Марина никогда не любила летнее солнце. И несмотря на то, что долго жила в северной стране, не испытывала особого пристрастия к загару — пряталась от него под шляпой и тентом, но все равно успевала схватить за день свою дозу. Лицо ее теперь было медное, и трескались от соли губы.

Она торговала всякой всячиной на «Каталке»: сувенирами, раковинами, надувными кругами. А что? Нормальное место, если бы не жара и покупатели с латентными психозами, активированными несусветным зноем.

«Каталкой» звался пляж неподалеку от посёлка Лесенки, облюбованный виндсерфингистами и прочими представителями спортивной молодежи. Местные иногда именовали его «Катафалка», потому как здесь каждый год кто-нибудь погибал, в шторм, в штиль, на камнях и под водой. Лесенки, небольшой поселок с инфраструктурой, развитой исключительно под нужды отдыхающих, своё название получил от скал с выбеленными ветром выступами. Пару лет назад его почти полностью смыло смерчем и селем, но он возродился к новой жизни с двухэтажными домиками, куда в сезон набивались отдыхающие, кафешками, клубами, рыночками и даже небольшим торговым центром.

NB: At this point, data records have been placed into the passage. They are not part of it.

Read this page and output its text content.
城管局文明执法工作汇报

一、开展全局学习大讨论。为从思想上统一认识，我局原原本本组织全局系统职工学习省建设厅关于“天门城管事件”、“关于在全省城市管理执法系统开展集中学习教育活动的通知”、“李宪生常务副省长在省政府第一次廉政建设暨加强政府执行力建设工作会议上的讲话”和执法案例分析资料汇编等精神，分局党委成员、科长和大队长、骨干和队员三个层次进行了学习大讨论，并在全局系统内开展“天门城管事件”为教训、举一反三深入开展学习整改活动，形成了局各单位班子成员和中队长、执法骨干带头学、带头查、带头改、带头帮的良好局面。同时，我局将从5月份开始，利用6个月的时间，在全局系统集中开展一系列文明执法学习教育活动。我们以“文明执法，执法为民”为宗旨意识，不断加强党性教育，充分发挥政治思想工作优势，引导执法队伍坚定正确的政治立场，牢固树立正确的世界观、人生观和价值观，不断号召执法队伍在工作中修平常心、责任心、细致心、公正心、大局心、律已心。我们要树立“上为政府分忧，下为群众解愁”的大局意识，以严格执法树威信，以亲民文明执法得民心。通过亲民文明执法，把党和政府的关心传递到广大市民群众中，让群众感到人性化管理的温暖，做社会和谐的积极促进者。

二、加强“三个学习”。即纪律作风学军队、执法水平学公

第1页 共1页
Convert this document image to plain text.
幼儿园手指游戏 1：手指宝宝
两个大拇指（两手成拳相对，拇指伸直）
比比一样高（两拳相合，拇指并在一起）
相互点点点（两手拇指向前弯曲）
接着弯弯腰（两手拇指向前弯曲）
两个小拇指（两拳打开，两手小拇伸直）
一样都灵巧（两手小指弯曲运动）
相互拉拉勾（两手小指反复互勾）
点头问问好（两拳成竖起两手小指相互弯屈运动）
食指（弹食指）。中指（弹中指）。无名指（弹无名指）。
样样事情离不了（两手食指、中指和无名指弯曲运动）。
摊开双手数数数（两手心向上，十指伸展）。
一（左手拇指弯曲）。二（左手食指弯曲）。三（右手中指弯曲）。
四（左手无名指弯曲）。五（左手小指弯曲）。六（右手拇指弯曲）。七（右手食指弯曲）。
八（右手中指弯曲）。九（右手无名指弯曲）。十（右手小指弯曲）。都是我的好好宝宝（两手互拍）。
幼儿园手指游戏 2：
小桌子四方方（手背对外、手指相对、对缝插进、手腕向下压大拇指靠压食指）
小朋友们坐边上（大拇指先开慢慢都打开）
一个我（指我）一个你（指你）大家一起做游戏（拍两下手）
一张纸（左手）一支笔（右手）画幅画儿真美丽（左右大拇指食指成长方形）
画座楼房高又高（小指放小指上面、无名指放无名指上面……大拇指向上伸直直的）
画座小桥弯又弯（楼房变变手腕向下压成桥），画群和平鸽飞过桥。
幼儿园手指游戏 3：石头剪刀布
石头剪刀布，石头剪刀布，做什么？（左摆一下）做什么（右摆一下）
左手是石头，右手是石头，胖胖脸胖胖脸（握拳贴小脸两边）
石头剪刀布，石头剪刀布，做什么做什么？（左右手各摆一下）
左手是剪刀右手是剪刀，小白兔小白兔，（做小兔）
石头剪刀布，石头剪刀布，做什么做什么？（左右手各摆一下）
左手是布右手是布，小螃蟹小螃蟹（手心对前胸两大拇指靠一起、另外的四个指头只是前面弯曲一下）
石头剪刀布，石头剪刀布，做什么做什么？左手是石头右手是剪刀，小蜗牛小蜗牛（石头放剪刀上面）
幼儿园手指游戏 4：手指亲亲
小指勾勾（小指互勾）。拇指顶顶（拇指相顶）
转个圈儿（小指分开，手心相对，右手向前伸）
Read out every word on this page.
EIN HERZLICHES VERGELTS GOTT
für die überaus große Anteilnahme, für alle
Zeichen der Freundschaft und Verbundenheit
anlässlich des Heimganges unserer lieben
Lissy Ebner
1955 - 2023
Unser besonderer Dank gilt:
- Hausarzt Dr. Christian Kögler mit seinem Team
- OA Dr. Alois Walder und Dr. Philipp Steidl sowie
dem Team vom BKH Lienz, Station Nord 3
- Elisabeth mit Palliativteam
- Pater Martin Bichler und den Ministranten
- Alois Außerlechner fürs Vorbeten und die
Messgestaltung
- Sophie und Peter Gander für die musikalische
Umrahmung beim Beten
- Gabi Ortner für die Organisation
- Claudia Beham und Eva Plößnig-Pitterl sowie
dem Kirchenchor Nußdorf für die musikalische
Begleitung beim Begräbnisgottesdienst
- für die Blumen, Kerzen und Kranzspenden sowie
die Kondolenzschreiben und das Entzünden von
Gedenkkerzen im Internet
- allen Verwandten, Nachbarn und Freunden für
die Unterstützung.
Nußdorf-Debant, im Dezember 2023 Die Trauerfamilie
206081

Поначалу Марина каждый день ездила на «Каталку» из Дивноморска. Снимала там комнатушку у Вазгеновых родственников, недорого. Спала, соответственно, по пять часов. Иногда, правда, ей удавалось покемарить в маршрутке, если М-4 застревала в пробке, но в шесть утра такое случалось редко. Назад ее подвозили Соломон и Дейв, студенты габонцы, фотографирующиеся на Каталке со всеми желающими. По пляжу Сол и Дейв бродили в «леопардовых» набедренных повязках, коронах из перьев и с барабаном, приставали к отдыхающим: «Чего голий малиш дьержишь? Нильзя так. Пи-пи закрой ему — это святое». «Ты бьелая красавица. Ты дольжна со мной фотографироваться. Эбони энд айвэри[1]. Красиво будьет». «Ай, бабушка. Ничайна наступаль. Пугать не хотель. Спи спокойна». После заката, поев в шумной забегаловке у выхода и переодевшись в джины и футболки с надписью «I love Russia», сонные Сол и Дейв возвращались в Дивноморск. Марина ездила бы с ними и по утрам, но вставали они не раньше девяти и утренние, непроспавшиеся и заторможенные, были за рулем еще хуже вечерних, уставших.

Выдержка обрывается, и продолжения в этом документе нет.